Correlation Between Nasdaq and All American
Can any of the company-specific risk be diversified away by investing in both Nasdaq and All American at the same time? Although using a correlation coefficient on its own may not help to predict future stock returns, this module helps to understand the diversifiable risk of combining Nasdaq and All American into the same portfolio, which is an essential part of the fundamental portfolio management process.
By analyzing existing cross correlation between Nasdaq Inc and All American Gld, you can compare the effects of market volatilities on Nasdaq and All American and check how they will diversify away market risk if combined in the same portfolio for a given time horizon. You can also utilize pair trading strategies of matching a long position in Nasdaq with a short position of All American. Check out your portfolio center. Please also check ongoing floating volatility patterns of Nasdaq and All American.
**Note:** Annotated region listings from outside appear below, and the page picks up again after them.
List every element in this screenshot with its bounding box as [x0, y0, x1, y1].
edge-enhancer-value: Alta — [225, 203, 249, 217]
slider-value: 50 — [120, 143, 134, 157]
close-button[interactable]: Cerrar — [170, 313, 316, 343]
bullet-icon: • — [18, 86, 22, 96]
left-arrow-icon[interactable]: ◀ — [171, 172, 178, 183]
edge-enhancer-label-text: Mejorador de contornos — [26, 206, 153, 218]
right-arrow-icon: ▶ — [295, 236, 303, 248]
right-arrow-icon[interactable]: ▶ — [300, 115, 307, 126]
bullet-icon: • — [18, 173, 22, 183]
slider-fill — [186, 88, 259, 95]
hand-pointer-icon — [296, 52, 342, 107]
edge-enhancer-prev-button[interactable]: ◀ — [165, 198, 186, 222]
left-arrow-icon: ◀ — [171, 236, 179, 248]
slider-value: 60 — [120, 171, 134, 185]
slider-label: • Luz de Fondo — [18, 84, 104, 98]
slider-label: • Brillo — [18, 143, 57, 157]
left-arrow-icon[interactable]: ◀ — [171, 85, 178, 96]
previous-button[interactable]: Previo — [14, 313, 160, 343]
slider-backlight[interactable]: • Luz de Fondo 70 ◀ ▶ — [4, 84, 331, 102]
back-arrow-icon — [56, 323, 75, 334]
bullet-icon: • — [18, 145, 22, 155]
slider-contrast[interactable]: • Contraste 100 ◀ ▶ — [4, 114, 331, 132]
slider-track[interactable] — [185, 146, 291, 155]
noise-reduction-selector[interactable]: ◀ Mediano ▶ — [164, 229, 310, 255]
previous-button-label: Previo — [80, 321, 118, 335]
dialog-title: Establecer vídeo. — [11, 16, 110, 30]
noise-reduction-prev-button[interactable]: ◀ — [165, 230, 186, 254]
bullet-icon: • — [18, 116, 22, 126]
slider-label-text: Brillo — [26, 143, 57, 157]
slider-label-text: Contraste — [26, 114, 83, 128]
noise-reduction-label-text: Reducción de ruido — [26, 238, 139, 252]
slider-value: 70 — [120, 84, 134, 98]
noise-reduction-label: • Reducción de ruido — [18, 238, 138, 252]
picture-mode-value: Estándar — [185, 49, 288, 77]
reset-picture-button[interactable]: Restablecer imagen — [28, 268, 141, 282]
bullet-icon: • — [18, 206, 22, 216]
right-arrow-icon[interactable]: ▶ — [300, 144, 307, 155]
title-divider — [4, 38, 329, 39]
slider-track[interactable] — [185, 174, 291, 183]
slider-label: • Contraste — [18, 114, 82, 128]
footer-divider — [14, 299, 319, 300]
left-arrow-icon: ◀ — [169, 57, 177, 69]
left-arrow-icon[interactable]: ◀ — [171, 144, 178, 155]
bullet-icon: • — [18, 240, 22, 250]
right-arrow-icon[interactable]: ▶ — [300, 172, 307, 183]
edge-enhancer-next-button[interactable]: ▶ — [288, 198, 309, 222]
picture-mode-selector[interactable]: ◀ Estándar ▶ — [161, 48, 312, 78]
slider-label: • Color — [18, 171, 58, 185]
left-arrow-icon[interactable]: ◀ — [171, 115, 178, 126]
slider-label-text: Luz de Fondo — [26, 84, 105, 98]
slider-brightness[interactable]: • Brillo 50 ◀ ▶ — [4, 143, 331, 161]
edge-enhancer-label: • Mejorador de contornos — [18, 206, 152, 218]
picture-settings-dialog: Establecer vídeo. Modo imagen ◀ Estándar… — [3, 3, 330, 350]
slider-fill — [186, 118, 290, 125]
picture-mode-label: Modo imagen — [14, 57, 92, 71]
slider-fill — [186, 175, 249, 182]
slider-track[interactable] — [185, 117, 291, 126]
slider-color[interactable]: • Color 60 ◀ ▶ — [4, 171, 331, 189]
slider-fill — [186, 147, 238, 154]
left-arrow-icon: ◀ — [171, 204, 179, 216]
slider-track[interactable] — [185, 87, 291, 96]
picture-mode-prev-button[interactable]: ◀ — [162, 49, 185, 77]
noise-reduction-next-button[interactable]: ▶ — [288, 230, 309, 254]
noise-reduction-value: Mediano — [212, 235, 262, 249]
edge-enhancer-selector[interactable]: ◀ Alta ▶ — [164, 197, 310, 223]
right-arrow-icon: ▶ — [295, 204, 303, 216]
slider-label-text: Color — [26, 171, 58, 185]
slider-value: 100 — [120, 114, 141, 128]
Diversification Opportunities for Nasdaq and All American
0.54 | Correlation Coefficient |
Very weak diversification
The 3 months correlation between Nasdaq and All is 0.54. Overlapping area represents the amount of risk that can be diversified away by holding Nasdaq Inc and All American Gld in the same portfolio, assuming nothing else is changed. The correlation between historical prices or returns on All American Gld and Nasdaq is a relative statistical measure of the degree to which these equity instruments tend to move together. The correlation coefficient measures the extent to which returns on Nasdaq Inc are associated (or correlated) with All American. Values of the correlation coefficient range from -1 to +1, where. The correlation of zero (0) is possible when the price movement of All American Gld has no effect on the direction of Nasdaq i.e., Nasdaq and All American go up and down completely randomly.
Pair Corralation between Nasdaq and All American
Given the investment horizon of 90 days Nasdaq is expected to generate 2.78 times less return on investment than All American. But when comparing it to its historical volatility, Nasdaq Inc is 8.13 times less risky than All American. It trades about 0.18 of its potential returns per unit of risk. All American Gld is currently generating about 0.06 of returns per unit of risk over similar time horizon. If you would invest 0.08 in All American Gld on September 12, 2024 and sell it today you would earn a total of 0.01 from holding All American Gld or generate 12.5% return on investment over 90 days.
Time Period | 3 Months [change] |
Direction | Moves Together |
Strength | Weak |
Accuracy | 98.44% |
Values | Daily Returns |
Nasdaq Inc vs. All American Gld
Performance |
Timeline |
Nasdaq Inc |
All American Gld |
Nasdaq and All American Volatility Contrast
Predicted Return Density |
Returns |
Pair Trading with Nasdaq and All American
The main advantage of trading using opposite Nasdaq and All American positions is that it hedges away some unsystematic risk. Because of two separate transactions, even if Nasdaq position performs unexpectedly, All American can make up some of the losses. Pair trading also minimizes risk from directional movements in the market. For example, if an entire industry or sector drops because of unexpected headlines, the short position in All American will offset losses from the drop in All American's long position.The idea behind Nasdaq Inc and All American Gld pairs trading is to make the combined position market-neutral, meaning the overall market's direction will not affect its win or loss (or potential downside or upside). This can be achieved by designing a pairs trade with two highly correlated stocks or equities that operate in a similar space or sector, making it possible to obtain profits through simple and relatively low-risk investment.All American vs. Green Planet Bio | All American vs. Azure Holding Group | All American vs. Four Leaf Acquisition | All American vs. Opus Magnum Ameris |
Check out your portfolio center.Note that this page's information should be used as a complementary analysis to find the right mix of equity instruments to add to your existing portfolios or create a brand new portfolio. You can also try the Sign In To Macroaxis module to sign in to explore Macroaxis' wealth optimization platform and fintech modules.